Krok ostatni - 7 day scrub Delikatny pilling do twarzy. Oczyszcza, ale nie podrażnia delikatnej skóry twarzy. Ma dość gęstą konsystencję, więc nie spływa z twarzy. Po spłukaniu cera jest delikatna i miękka. Ale to cecha każdego pillingu, więc nie ma co go zbytnio zachwalać. Jest OK, ale z całej serii chyba najgorszy. Używam go raz w tygodniu - codzienne pillingowanie to jak dla mnie przesada. Po użyciu lubię jeszcze nałożyć maseczkę, zupełnie przypadkową, zwykle nawilżającą i przeciwzmarszczkową.

Kosmetyki clinique są niestety dość drogie.
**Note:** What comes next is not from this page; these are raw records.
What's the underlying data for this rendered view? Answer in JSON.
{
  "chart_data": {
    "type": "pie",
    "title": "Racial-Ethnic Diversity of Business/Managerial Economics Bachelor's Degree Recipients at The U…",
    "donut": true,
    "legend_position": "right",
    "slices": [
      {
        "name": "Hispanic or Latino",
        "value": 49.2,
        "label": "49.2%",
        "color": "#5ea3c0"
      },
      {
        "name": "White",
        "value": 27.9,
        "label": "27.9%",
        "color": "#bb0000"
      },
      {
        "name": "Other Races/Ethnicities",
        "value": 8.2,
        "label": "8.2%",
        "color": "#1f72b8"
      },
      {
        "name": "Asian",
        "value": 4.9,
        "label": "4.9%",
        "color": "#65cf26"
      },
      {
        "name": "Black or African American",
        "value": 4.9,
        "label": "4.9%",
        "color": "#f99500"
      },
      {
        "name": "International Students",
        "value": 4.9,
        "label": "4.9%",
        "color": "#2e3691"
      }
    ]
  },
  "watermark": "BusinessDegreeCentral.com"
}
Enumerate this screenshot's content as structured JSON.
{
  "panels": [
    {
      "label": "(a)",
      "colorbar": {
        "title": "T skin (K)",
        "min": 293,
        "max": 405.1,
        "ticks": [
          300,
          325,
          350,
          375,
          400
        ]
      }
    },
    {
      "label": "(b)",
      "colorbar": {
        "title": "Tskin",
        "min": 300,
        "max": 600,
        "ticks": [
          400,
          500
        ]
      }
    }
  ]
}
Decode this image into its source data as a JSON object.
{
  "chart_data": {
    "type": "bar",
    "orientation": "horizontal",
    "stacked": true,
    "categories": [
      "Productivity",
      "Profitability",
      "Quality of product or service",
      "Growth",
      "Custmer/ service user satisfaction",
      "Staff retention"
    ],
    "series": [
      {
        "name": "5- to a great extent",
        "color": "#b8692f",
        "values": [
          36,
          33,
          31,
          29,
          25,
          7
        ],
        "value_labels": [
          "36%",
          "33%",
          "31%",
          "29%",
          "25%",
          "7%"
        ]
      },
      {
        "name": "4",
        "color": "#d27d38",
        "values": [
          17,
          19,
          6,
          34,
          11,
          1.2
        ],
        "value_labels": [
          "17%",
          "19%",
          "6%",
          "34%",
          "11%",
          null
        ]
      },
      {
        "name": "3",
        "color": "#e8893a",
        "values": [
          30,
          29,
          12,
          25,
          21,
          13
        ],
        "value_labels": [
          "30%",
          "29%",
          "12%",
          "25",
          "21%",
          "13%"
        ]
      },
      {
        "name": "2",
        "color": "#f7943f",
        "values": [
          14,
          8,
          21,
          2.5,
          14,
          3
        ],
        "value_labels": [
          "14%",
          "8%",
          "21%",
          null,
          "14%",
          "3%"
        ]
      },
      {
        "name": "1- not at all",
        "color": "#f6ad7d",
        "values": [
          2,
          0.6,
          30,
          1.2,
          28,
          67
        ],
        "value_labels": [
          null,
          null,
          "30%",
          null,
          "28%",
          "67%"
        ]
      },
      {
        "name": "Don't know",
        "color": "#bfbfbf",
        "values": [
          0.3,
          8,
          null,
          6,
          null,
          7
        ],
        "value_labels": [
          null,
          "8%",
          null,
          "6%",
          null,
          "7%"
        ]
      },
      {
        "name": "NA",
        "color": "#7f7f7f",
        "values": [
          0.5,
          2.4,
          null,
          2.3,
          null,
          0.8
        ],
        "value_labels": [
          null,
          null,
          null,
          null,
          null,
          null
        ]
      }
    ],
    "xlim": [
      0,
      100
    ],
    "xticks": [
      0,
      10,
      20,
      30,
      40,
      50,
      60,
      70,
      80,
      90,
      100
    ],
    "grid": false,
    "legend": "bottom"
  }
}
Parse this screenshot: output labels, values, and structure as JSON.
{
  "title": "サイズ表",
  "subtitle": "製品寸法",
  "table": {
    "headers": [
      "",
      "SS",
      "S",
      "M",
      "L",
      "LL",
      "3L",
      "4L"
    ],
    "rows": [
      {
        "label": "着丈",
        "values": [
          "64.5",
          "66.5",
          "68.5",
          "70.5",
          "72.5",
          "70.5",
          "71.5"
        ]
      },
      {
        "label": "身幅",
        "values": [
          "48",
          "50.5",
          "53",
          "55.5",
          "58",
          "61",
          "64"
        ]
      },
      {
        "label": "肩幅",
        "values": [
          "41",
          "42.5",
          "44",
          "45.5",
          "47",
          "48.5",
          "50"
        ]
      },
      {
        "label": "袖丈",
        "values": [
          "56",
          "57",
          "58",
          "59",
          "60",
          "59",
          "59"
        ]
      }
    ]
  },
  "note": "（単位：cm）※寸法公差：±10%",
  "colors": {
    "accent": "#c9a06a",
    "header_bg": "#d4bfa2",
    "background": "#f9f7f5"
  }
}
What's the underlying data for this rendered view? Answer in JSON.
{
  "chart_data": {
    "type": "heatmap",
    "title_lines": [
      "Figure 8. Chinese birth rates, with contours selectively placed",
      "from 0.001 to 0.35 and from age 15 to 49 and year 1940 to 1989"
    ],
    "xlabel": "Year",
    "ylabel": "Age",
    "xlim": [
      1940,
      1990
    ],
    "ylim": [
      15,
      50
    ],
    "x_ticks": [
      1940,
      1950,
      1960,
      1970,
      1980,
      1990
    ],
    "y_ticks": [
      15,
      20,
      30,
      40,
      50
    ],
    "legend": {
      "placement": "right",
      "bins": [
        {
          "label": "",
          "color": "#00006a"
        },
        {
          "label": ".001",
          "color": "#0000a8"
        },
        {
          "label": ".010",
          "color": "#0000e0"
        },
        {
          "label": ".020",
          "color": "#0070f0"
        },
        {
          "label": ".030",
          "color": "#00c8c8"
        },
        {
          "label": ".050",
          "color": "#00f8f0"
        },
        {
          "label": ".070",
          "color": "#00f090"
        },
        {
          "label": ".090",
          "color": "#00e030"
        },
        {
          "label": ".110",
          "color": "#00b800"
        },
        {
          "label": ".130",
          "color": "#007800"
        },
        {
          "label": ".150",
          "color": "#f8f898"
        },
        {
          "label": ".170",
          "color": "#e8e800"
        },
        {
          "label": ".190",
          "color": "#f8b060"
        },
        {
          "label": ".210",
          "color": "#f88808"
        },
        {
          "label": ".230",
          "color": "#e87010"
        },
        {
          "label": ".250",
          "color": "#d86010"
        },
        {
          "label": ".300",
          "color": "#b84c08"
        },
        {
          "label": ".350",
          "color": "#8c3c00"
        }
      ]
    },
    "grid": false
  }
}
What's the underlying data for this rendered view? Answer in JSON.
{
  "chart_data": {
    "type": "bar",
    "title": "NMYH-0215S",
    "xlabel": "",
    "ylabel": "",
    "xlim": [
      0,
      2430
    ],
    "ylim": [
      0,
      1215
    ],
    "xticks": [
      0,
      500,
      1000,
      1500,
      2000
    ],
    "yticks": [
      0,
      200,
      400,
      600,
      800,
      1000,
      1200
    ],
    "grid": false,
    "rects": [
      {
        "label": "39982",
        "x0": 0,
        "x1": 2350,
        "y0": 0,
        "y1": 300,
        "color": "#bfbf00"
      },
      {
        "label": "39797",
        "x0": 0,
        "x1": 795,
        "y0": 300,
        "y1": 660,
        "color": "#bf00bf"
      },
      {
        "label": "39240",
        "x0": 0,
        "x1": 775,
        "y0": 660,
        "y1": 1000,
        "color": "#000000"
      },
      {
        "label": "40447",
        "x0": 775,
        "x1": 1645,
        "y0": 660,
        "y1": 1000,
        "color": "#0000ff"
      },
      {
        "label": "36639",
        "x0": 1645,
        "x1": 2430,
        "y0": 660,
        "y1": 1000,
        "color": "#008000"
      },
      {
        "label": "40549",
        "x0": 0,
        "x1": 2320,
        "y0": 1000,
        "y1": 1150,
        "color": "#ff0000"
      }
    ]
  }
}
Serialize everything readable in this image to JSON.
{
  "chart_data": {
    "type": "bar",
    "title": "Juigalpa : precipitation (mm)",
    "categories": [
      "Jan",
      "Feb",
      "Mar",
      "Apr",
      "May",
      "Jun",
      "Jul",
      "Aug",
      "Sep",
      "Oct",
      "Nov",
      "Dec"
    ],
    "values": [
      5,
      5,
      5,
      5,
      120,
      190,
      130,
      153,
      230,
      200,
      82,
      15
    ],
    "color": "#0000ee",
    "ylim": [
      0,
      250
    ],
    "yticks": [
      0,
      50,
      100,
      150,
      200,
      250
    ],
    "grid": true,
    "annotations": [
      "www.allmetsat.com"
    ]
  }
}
Na szczęście wydajne. Opinie o nich (też o serii redness) czytałam różne. Ja uważam, że warto ich wypróbować. Polecam jednak w zestawie - wtedy ich działanie jest najlepsze, co widać po parze: baza i podkład. A może ktoś ma podobne problemy do moich i może coś polecić na Suche, czerwieniące się poliki, ze skłonnością do pękających naczynek i reakcji alergicznej na kosmetyki. I jeszcze opis producenta do przeczytania na stronie: (kilk)


2 comments:

  1. Krem zdecydowanie zmniejsza zaczerwienienia po dłuższym czasie stosowania.
    Sama używam tych kosmetyków :) Jestem z nich bardzo zadowolona(najbardziej z kremu i bazy)
    Mam też puder w kamieniu własnie jestem w trakcie drugiego opakowania, ale stosuje go bardzo rzadko raz na miesiąc, a czasami nawet rzadziej zastępuje go pudrem w kamieniu z innej firmy. Mam lekki zapas, ale wydaje mi się że 3 opakowanie nie doczeka się wykorzystania przez bardzo, bardzo długi czas ;( I trafi do kosmetyczki z porzuconymi kosmetykami.